In Austria, the Government has ordered an investigation into the country's fourth largest bank, Bawag PSK Group, which allegedly lent money to Philip Bennett to allow him to repay Refco. New York lawyers Shalov, Stone & Bonner have filed a class action against Bennett; chief financial office Gerald Sherer, the firm's outside accountant and auditor Grant Thornton, and the lead managers of the IPO, Credit Suisse First Boston, Goldman, Sachs & Co. and Bank of America Securities.
Yet, Refco has created no more clamour to change a model that is in the words of Borges 'prone to abuse,' than did WorldCom. One factor behind the muted response is that Refco is comparatively small, and not a businesses for the masses. It is not a company which has scoured the pensions of many ordinary employees, and parts of it remained attractive.
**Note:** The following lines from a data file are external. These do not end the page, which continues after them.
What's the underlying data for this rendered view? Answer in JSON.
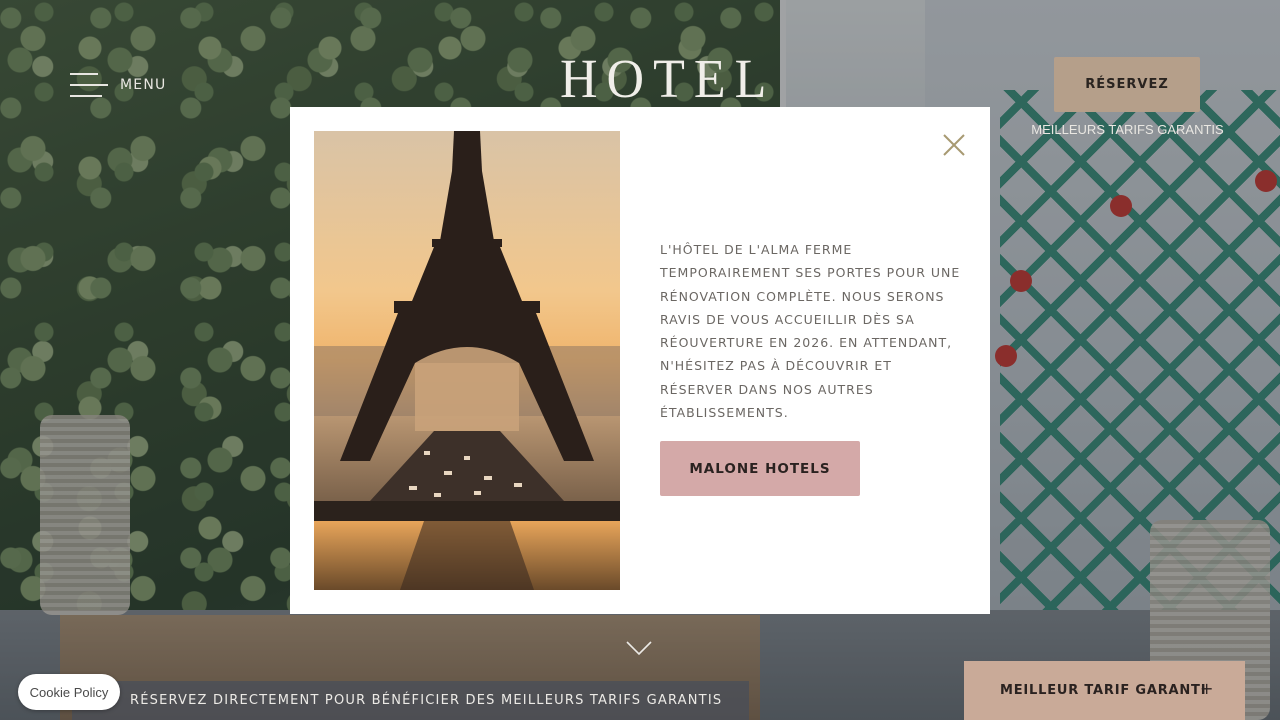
{
  "header": {
    "menu_label": "MENU",
    "logo_text": "HOTEL",
    "reserve_label": "RÉSERVEZ",
    "best_rates_label": "MEILLEURS TARIFS GARANTIS"
  },
  "modal": {
    "message": "L'HÔTEL DE L'ALMA FERME TEMPORAIREMENT SES PORTES POUR UNE RÉNOVATION COMPLÈTE. NOUS SERONS RAVIS DE VOUS ACCUEILLIR DÈS SA RÉOUVERTURE EN 2026. EN ATTENDANT, N'HÉSITEZ PAS À DÉCOUVRIR ET RÉSERVER DANS NOS AUTRES ÉTABLISSEMENTS.",
    "cta_label": "MALONE HOTELS",
    "photo_icon": "eiffel-tower-photo",
    "close_icon": "close-icon"
  },
  "footer": {
    "promo_text": "RÉSERVEZ DIRECTEMENT POUR BÉNÉFICIER DES MEILLEURS TARIFS GARANTIS",
    "cookie_label": "Cookie Policy",
    "best_tariff_label": "MEILLEUR TARIF GARANTI",
    "best_tariff_toggle": "+"
  },
  "colors": {
    "reserve_bg": "#b59f8a",
    "cta_bg": "#d4a9a8",
    "tariff_bg": "#c9aa98",
    "close_icon": "#a89a72"
  }
}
In early November, the UK financial services company, Man Group, announced that it had acquired Refco's regulated futures business for $323m, a deal widely welcomed in the financial market.
Borges says that the US model of corporate governance encourages entrepreneurial risk. "Capital is looking for risky ways of investing, because that is where the rewards are available. If a business is beginning to succeed, it can get capital now." If, afterwards, the company does not perform, then the market will be ruthless. "The United States is incredible in its search for efficiency. People move, capital moves, and companies get left behind when they are failing." In exchange, investors are still willing to accept a concentration of executive power in the hands of one person, even when history shows it can sometimes be against their interest.
- Lee Coppack is a writer and analyst. She is also editor of Strategic Risks' sister publication, Catastrophe Risk Management, E-mail: firstname.lastname@example.org
CONFLICTS OF INTEREST
'A conflict of interest occurs when a Senior Officer's private interests interfere in any way with the interests of Refco. A Senior Officer's obligation to conduct Refco's business in an honest and ethical manner includes the ethical handling of actual or apparent conflicts of interest between personal and professional relationships. Before making any investment, accepting any position or benefits, participating in any transaction or business arrangement or otherwise acting in a manner that creates or appears to create a conflict of interest, a Senior Officer must make full disclosure of all facts and circumstances to the chair of the Audit Committee of the Board of Directors, and obtain the prior written approval of the Audit Committee of the Board of Directors. The disclosure obligations of Senior Officers extend to disclosure of changed circumstances relating to apparent or actual conflicts of interest.'
- Extract from Refco's Code of ethics for chief executive and senior financial officers. Adopted by the Board of Directors on 31 July 2005.